New Jersey is the No. 4 state for moving fraud complaints filed with the Federal Motor Carrier Safety Administration in 2017, with 115 complaints.

FMCSA Administrator Raymond Martinez says more than 4,100 moving fraud complaints were filed in 2017 across the nation and the issue has been growing over the past years. Predatory movers, as they are called, have figured out ways to get people over a barrel.

Some of the biggest moving fraud complaints include the damage and delay to the shipment. If you're dealing with a reputable company, there will be protections for the consumer on that.

Another big complaint is last-minute overcharges or insurance issues, where you didn't have insurance for damage that was caused. With overcharges, they double or triple the cost of what they told you and since they have your goods already on the truck, it's a sure-fire bet you're going to pay.

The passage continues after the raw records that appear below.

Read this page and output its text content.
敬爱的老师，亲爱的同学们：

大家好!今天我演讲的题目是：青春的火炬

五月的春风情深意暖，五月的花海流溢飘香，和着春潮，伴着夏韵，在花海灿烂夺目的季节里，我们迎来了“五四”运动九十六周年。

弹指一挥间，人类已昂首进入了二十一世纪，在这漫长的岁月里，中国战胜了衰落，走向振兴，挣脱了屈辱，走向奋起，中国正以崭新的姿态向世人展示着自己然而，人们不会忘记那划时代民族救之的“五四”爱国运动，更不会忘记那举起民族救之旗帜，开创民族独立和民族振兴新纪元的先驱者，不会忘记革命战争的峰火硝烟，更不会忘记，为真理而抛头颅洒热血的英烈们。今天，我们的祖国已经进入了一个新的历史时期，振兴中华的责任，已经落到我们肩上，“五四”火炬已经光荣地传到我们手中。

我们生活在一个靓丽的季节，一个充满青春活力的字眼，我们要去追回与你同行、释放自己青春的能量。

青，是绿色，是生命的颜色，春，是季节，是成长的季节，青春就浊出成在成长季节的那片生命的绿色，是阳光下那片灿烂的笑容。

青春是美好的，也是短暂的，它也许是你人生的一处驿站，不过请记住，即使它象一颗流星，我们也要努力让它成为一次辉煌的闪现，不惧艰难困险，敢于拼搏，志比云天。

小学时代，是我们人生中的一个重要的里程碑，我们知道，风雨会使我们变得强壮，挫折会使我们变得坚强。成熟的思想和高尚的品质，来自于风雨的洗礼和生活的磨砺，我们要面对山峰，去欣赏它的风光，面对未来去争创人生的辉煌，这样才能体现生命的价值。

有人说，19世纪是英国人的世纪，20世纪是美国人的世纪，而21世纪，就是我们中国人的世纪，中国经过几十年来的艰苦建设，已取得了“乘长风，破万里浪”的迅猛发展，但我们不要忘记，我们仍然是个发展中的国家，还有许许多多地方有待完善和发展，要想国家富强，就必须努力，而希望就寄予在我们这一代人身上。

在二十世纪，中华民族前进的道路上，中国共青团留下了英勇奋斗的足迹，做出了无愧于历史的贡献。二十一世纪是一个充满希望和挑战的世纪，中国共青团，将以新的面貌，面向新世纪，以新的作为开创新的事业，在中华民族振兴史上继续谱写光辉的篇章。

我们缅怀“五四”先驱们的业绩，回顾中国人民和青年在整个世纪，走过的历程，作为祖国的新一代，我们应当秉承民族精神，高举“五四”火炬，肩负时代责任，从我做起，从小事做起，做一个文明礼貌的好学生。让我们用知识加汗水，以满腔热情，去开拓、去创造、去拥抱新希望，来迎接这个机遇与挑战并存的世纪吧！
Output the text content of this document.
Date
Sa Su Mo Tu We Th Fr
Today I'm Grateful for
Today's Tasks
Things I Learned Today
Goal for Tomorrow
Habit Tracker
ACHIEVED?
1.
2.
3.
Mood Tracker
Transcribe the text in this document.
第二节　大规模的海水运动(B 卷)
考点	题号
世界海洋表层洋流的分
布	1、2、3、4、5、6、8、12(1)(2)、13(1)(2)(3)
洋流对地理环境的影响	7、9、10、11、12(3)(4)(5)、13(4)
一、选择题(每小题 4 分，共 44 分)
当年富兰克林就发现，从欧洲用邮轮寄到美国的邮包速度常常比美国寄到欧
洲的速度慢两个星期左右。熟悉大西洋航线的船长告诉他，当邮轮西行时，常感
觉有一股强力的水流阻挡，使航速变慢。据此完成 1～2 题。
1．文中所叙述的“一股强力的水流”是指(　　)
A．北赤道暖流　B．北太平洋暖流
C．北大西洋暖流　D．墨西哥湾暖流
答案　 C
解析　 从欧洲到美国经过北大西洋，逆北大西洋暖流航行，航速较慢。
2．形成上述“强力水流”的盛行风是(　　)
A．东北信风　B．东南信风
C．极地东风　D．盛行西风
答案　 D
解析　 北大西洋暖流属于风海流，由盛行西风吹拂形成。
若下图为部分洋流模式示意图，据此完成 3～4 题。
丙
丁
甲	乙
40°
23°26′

A third common complaint is hostage load, where you won't see your goods again until you pay up.

Martinez says these predatory movers target specific groups.

"They'll target retirees, people who are moving for job purposes because they have to move quickly and they know they're under gun, and military families. We have a large military base in New Jersey at McGuire-Dix."

People who hire movers need to protect themselves by doing their homework before contracting with a mover. Martinez says to check the government website www.protectyourmove.gov, which will give you a whole checklist of things to look at before you contract with a mover.

He says watch for the red flags. If the company, for example, is not listed at www.protectyourmove.gov, Martinez says that's the first red flag. Do not contract with that company.

If the moving company does not agree to an on-site inspection of the goods before they do the move, that's a red flag. A reputable company will size up what they're moving and then give you a price quote.

Also, if the mover demands cash or a large deposit, that's a red flag because they may never show, says Martinez.

Also, be wary if a mover asks you to sign a blank or incomplete document.

If they don't have a local address that's a problem because it's a place where you can go to and complain if you're not happy with the service. An address also is needed in case you need to serve them with a lawsuit.

He also says that on moving day, if the company shows up with a rental truck instead of one from their own fleet. It does happen with reputable companies where they're short on trucks. But it's always a good idea to ask.

If you feel you are a victim of moving fraud, call the FMCSA at 1-888-368-7238 and report it.